Rupanya selama berada di atas kepala gajah, kukila pipit itu menghasut seluruh binatang, buat melakukan penentuan.

Seluruh binatang jadi ketakutan, menjadikan raja hutan geram,“ ada apa dengan gagak ini, mengapa ia jadi berubah,” pikirnya dalam hati.“ Memanglah apa yang mau kamu jalani menolong kita?” pertanyaan raja hutan menegaskan perilaku gagak.

“Saya bakal mengacak- acak pemburu, supaya tidak masuk ke hutan ini,” jelasnya,“ mereka akan tiba, tetapi saya tidak akan memberitahukan dari mana arah mereka tiba.”

Baca Juga : Legenda Dewi Sri Yang Subur

Seluruh binatang berdiskusi, hingga gaduh.“ Telah, bila memanglah itu akan berlangsung, biarlah saya yang mundur jadi raja hutan, saya serahkan tahta ini kepadamu gagak. Saya cuma mau rakyatku jadi nyaman dan aman,” tandas raja hutan turun dari singgasana serta mempersilakan gagak buat beralih tempat.

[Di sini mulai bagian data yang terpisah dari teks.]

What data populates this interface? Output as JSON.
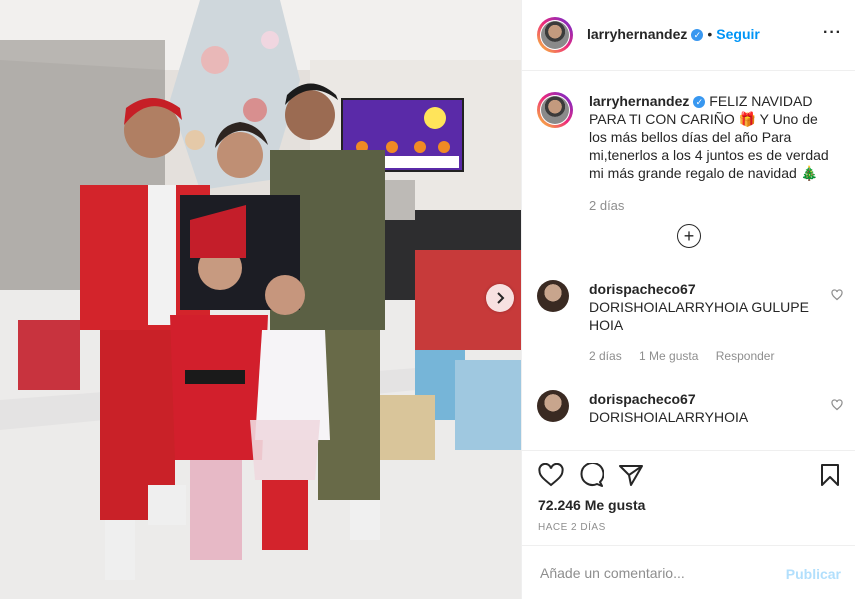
{
  "post": {
    "username": "larryhernandez",
    "follow_label": "Seguir",
    "separator": "•",
    "more_label": "···",
    "caption": "FELIZ NAVIDAD PARA TI CON CARIÑO 🎁 Y Uno de los más bellos días del año Para mi,tenerlos a los 4 juntos es de verdad mi más grande regalo de navidad 🎄",
    "caption_age": "2 días",
    "load_more": "+",
    "likes": "72.246 Me gusta",
    "date": "HACE 2 DÍAS",
    "comment_placeholder": "Añade un comentario...",
    "publish_label": "Publicar",
    "verified_mark": "✓"
  },
  "comments": [
    {
      "username": "dorispacheco67",
      "text": "DORISHOIALARRYHOIA GULUPE HOIA",
      "age": "2 días",
      "likes": "1 Me gusta",
      "reply": "Responder"
    },
    {
      "username": "dorispacheco67",
      "text": "DORISHOIALARRYHOIA"
    }
  ],
  "icons": {
    "like": "heart-icon",
    "comment": "comment-icon",
    "share": "paper-plane-icon",
    "save": "bookmark-icon",
    "more": "ellipsis-icon",
    "next": "chevron-right-icon"
  },
  "colors": {
    "accent": "#0095f6",
    "verified": "#3897f0",
    "muted": "#8e8e8e",
    "publish_disabled": "#b2dffc"
  }
}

“Segampang ini jadi raja hutan, cuma dengan bercerita narasi saja, dapat jadi raja,” gumam gagak yang berjalan dengan senang.

Rupanya, sepanjang ini terdapat monyet yang lalu mencermati gerak- gerik gagak sepanjang mengintai serta mengamankan hutan. “Tunggu, saya tidak sepakat!”pempim kumpulan monyet berdiskusi,“ saat sebelum seluruhnya ini jadi kekeliruan terbesar. Saya cuma mau memberitahukan, sepanjang ini gagak tidak bertugas dengan bagus, di cuma tidur di atas tumbuhan, tidak mengintai apa- apa.

Yang saya ketahui sepanjang ini burung pipitlah yang mengintai serta membagikan seluruh data pada gagak, supaya ia memberitahukan pada binatang yang terancam. Sebab suara gagak sedemikian itu keras,” jelasnya.

Gagak yang terkejut mendengar itu, mulai marah,“Bohong, itu seluruhnya bohong,” teriaknya hingga seluruh binatang terkejut memandang gagak.

“Iya benar, kita semua melihatnya,” nyata kumpulan kera yang menanggapi dengan bersama- sama,“ gagak cuma tidur.”

“Kalau begitu mengapa tidak pipit saja jadi raja hutan?” jerit para binatang.

Kesimpulannya, burung pipit juga berdiskusi,“ Saya sedia jadi raja hutan.”

Dor.. dor..

Suara senapan bersuara, tanda- tanda pemburu telah tiba. Gagak kegat, ia cuma mengarang cerita, namun justru jadi realitas. Gagak yang lagi bersandar di bangku kebesarannya, jadi target empuk pemburu, sebab letaknya cocok buat tertembak.